Grand Tour
Réalisateur : Miguel Gomes
Genre : Aventure, Comédie dramatique
Acteurs et actrices : Gonçalo Waddington, Crista Alfaiate, Teresa Madruga
Nationalité : Portugal
Date de sortie : 8 janvier 2025
Premier film de Miguel Gomes présenté en compétition officielle au Festival de Cannes 2024, Grand Tour s’ouvre sur les images d’une (petite) grande roue, actionnée à la main dans une foire de Rangoon en 1918, accompagnée d’une voix off annonçant le retour d’Edward, fonctionnaire de l’Empire britannique, passablement ivre. Cette entrée en matière fait office de programme : tel un forain malicieux, le cinéaste nous convie à embarquer pour un tour de manège fiévreux à travers l’Asie, sur les traces d’un homme fuyant lâchement sa fiancée la veille de son mariage.
Ce grand tour, donc, opère à plusieurs niveaux. D’abord, il s’agit d’un voyage itinérant à travers le continent asiatique, de Singapour à Osaka, en passant par Bangkok, Saigon ou encore Manille. Début du XXème siècle oblige, Edward chemine en train et en bateau à la découverte de cultures étrangères, réveillant ainsi le souvenir des dandys aventuriers européens du roman d’aventures, Phileas Fogg du Tour du monde en quatre-vingt jours en tête. Cet héritage littéraire s’accompagne regrettablement d’une certaine fétichisation de l’altérité, construction d’un exotisme fantasmé hérité de l’Occident colonial, que l’on retrouve ici et là dans le regard de Gomes. Notamment dans l’écriture de personnages secondaires, comme la servante vietnamienne Ngoc, douce et docile, qui ne tarit pas d’éloge à propos de son maître et sa supposée bonté.

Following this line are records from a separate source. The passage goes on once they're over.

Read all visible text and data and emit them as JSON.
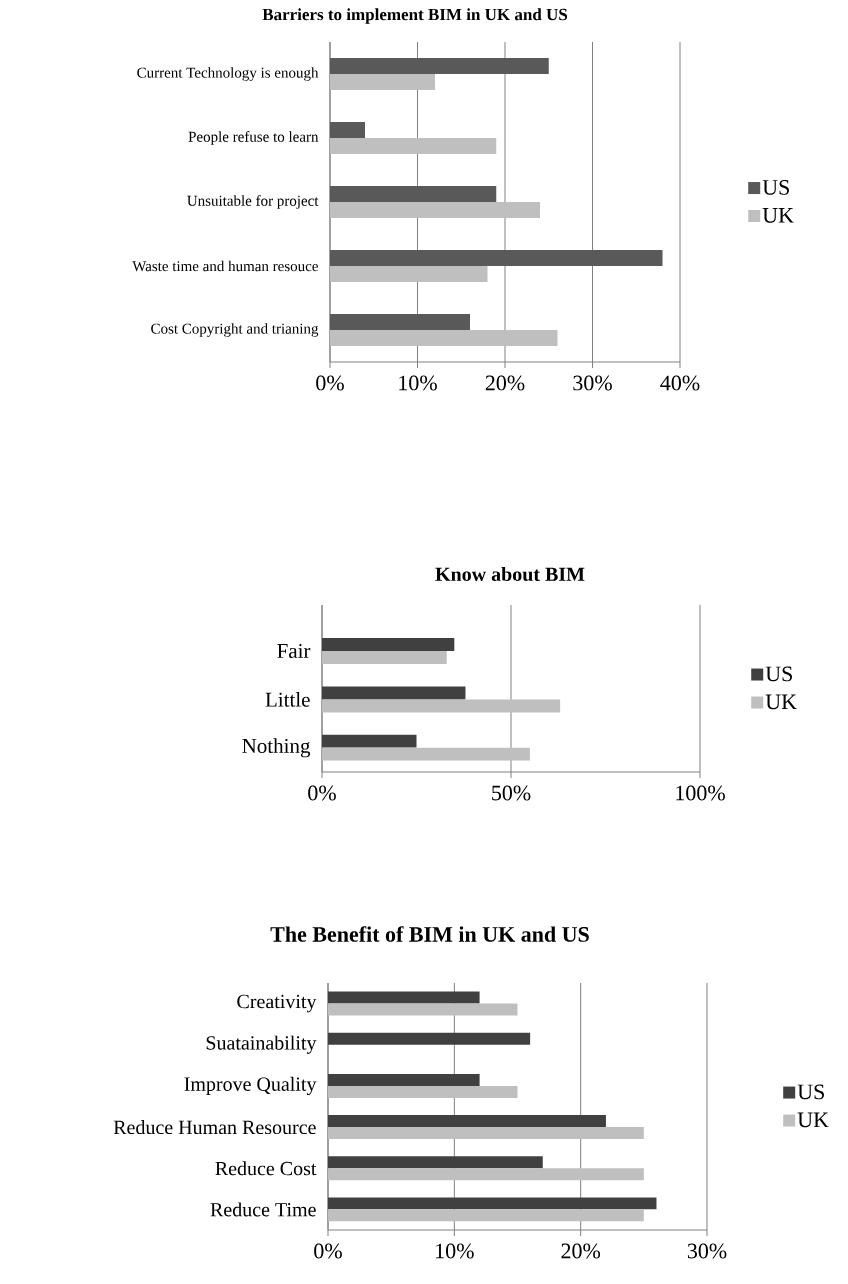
{
  "chart_data": [
    {
      "type": "bar",
      "orientation": "horizontal",
      "title": "Barriers to implement BIM in UK and US",
      "categories": [
        "Current Technology is enough",
        "People refuse to learn",
        "Unsuitable for project",
        "Waste time and human resouce",
        "Cost Copyright and trianing"
      ],
      "series": [
        {
          "name": "US",
          "color": "#595959",
          "values": [
            25,
            4,
            19,
            38,
            16
          ]
        },
        {
          "name": "UK",
          "color": "#bfbfbf",
          "values": [
            12,
            19,
            24,
            18,
            26
          ]
        }
      ],
      "xlim": [
        0,
        40
      ],
      "xticks": [
        {
          "value": 0,
          "label": "0%"
        },
        {
          "value": 10,
          "label": "10%"
        },
        {
          "value": 20,
          "label": "20%"
        },
        {
          "value": 30,
          "label": "30%"
        },
        {
          "value": 40,
          "label": "40%"
        }
      ],
      "grid": "x",
      "legend": "right"
    },
    {
      "type": "bar",
      "orientation": "horizontal",
      "title": "Know about BIM",
      "categories": [
        "Fair",
        "Little",
        "Nothing"
      ],
      "series": [
        {
          "name": "US",
          "color": "#404040",
          "values": [
            35,
            38,
            25
          ]
        },
        {
          "name": "UK",
          "color": "#bfbfbf",
          "values": [
            33,
            63,
            55
          ]
        }
      ],
      "xlim": [
        0,
        100
      ],
      "xticks": [
        {
          "value": 0,
          "label": "0%"
        },
        {
          "value": 50,
          "label": "50%"
        },
        {
          "value": 100,
          "label": "100%"
        }
      ],
      "grid": "x",
      "legend": "right"
    },
    {
      "type": "bar",
      "orientation": "horizontal",
      "title": "The Benefit of BIM in UK and US",
      "categories": [
        "Creativity",
        "Suatainability",
        "Improve Quality",
        "Reduce Human Resource",
        "Reduce Cost",
        "Reduce Time"
      ],
      "series": [
        {
          "name": "US",
          "color": "#404040",
          "values": [
            12,
            16,
            12,
            22,
            17,
            26
          ]
        },
        {
          "name": "UK",
          "color": "#bfbfbf",
          "values": [
            15,
            null,
            15,
            25,
            25,
            25
          ]
        }
      ],
      "xlim": [
        0,
        30
      ],
      "xticks": [
        {
          "value": 0,
          "label": "0%"
        },
        {
          "value": 10,
          "label": "10%"
        },
        {
          "value": 20,
          "label": "20%"
        },
        {
          "value": 30,
          "label": "30%"
        }
      ],
      "grid": "x",
      "legend": "right"
    }
  ]
}
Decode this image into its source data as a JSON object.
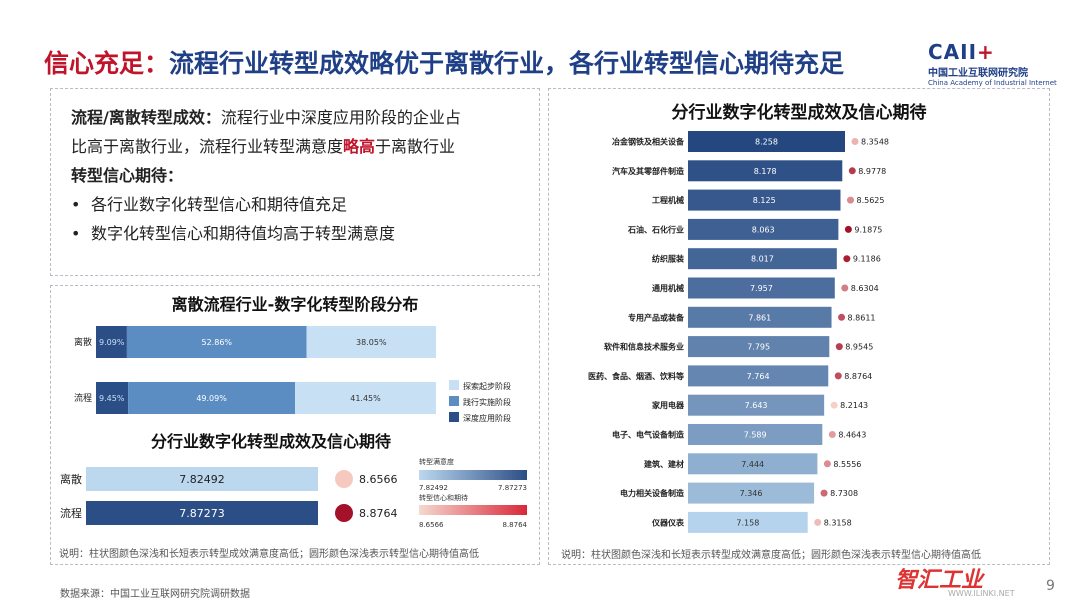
{
  "title": {
    "accent": "信心充足：",
    "main": "流程行业转型成效略优于离散行业，各行业转型信心期待充足"
  },
  "logo": {
    "mark": "CAII",
    "mark_suffix": "+",
    "cn": "中国工业互联网研究院",
    "en": "China Academy of Industrial Internet"
  },
  "summary": {
    "line1_bold": "流程/离散转型成效：",
    "line1_rest": "流程行业中深度应用阶段的企业占",
    "line2_a": "比高于离散行业，流程行业转型满意度",
    "line2_red": "略高",
    "line2_b": "于离散行业",
    "line3_bold": "转型信心期待：",
    "bullet1": "各行业数字化转型信心和期待值充足",
    "bullet2": "数字化转型信心和期待值均高于转型满意度"
  },
  "stage_title": "离散流程行业-数字化转型阶段分布",
  "compare_title": "分行业数字化转型成效及信心期待",
  "right_title": "分行业数字化转型成效及信心期待",
  "note": "说明：柱状图颜色深浅和长短表示转型成效满意度高低；圆形颜色深浅表示转型信心期待值高低",
  "source": "数据来源：中国工业互联网研究院调研数据",
  "page_number": "9",
  "watermark": {
    "cn": "智汇工业",
    "en": "WWW.ILINKI.NET"
  },
  "colors": {
    "title_blue": "#1f3f86",
    "accent_red": "#c0142b",
    "dark_blue": "#2b4e86",
    "mid_blue": "#4f7cb0",
    "light_blue": "#bcd8ef"
  },
  "chart_data": [
    {
      "type": "bar",
      "orientation": "horizontal",
      "stacked": true,
      "title": "离散流程行业-数字化转型阶段分布",
      "categories": [
        "离散",
        "流程"
      ],
      "series": [
        {
          "name": "深度应用阶段",
          "values": [
            9.09,
            9.45
          ],
          "labels": [
            "9.09%",
            "9.45%"
          ],
          "color": "#2b4e86"
        },
        {
          "name": "践行实施阶段",
          "values": [
            52.86,
            49.09
          ],
          "labels": [
            "52.86%",
            "49.09%"
          ],
          "color": "#5b8cc2"
        },
        {
          "name": "探索起步阶段",
          "values": [
            38.05,
            41.45
          ],
          "labels": [
            "38.05%",
            "41.45%"
          ],
          "color": "#c8e0f4"
        }
      ],
      "legend_items": [
        "探索起步阶段",
        "践行实施阶段",
        "深度应用阶段"
      ],
      "legend": "right"
    },
    {
      "type": "bar",
      "orientation": "horizontal",
      "title": "分行业数字化转型成效及信心期待",
      "categories": [
        "离散",
        "流程"
      ],
      "satisfaction": [
        7.82492,
        7.87273
      ],
      "satisfaction_labels": [
        "7.82492",
        "7.87273"
      ],
      "confidence": [
        8.6566,
        8.8764
      ],
      "confidence_labels": [
        "8.6566",
        "8.8764"
      ],
      "scale_legend": {
        "bar_title": "转型满意度",
        "bar_min": "7.82492",
        "bar_max": "7.87273",
        "circle_title": "转型信心和期待",
        "circle_min": "8.6566",
        "circle_max": "8.8764"
      }
    },
    {
      "type": "bar",
      "orientation": "horizontal",
      "title": "分行业数字化转型成效及信心期待",
      "categories": [
        "冶金钢铁及相关设备",
        "汽车及其零部件制造",
        "工程机械",
        "石油、石化行业",
        "纺织服装",
        "通用机械",
        "专用产品或装备",
        "软件和信息技术服务业",
        "医药、食品、烟酒、饮料等",
        "家用电器",
        "电子、电气设备制造",
        "建筑、建材",
        "电力相关设备制造",
        "仪器仪表"
      ],
      "satisfaction": [
        8.258,
        8.178,
        8.125,
        8.063,
        8.017,
        7.957,
        7.861,
        7.795,
        7.764,
        7.643,
        7.589,
        7.444,
        7.346,
        7.158
      ],
      "satisfaction_labels": [
        "8.258",
        "8.178",
        "8.125",
        "8.063",
        "8.017",
        "7.957",
        "7.861",
        "7.795",
        "7.764",
        "7.643",
        "7.589",
        "7.444",
        "7.346",
        "7.158"
      ],
      "confidence": [
        8.3548,
        8.9778,
        8.5625,
        9.1875,
        9.1186,
        8.6304,
        8.8611,
        8.9545,
        8.8764,
        8.2143,
        8.4643,
        8.5556,
        8.7308,
        8.3158
      ],
      "confidence_labels": [
        "8.3548",
        "8.9778",
        "8.5625",
        "9.1875",
        "9.1186",
        "8.6304",
        "8.8611",
        "8.9545",
        "8.8764",
        "8.2143",
        "8.4643",
        "8.5556",
        "8.7308",
        "8.3158"
      ]
    }
  ]
}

Mais le périple auquel nous invite Gomes s’effectue également à un niveau temporel : à la trame narrative principale située en 1918, s’ajoutent des images documentaires tournées lors d’un voyage de repérages. On y découvre des scènes de la vie quotidienne, que le réalisateur tente laborieusement de greffer à son récit par le biais de superpositions et d’une voix off très didactique, en vain. Sensation de vacuité redoublée par la structure binaire du film (Edward et Molly effectuent le même trajet, successivement) qui épuise par sa redondance. Ne reste alors que le talent manifeste du cinéaste à faire éclore sporadiquement des visions saisissantes dans un noir et blanc charbonneux : ici, une femme jouant de la musique avec les épines d’un bambou ; là, des singes se prélassant dans un bassin à l’écart de l’agitation humaine.
In fine, ce grand tour opéré par Gomes est surtout celui de son propre cinéma. De cette intrigue fine comme du papier à cigarettes, le cinéaste tire une série d’expérimentations esthétiques marquées par l’opposition. Jeu de contraste entre le passé tourné en studio dans un factice kitsch assumé, et le présent de la réalité brute et authentique. Entre la couleur associée aux rêves, nombreux, et au déclinaisons du spectacle (marionnettes, théâtre d’ombre, arts martiaux, etc), et le noir et blanc du récit fictionnel et documentaire. Des audaces formelles se résumant hélas trop souvent à des « trucs » un tantinet agaçants (des injures remplacées par un « bip » sonore, un travelling arrière dévoilant le plateau de tournage), finissant par dresser un mur infranchissable entre le spectateur et ses émotions. Gomes a beau s’affairer à tourner la manivelle de son petit carrousel de cinéma, on reste sur place.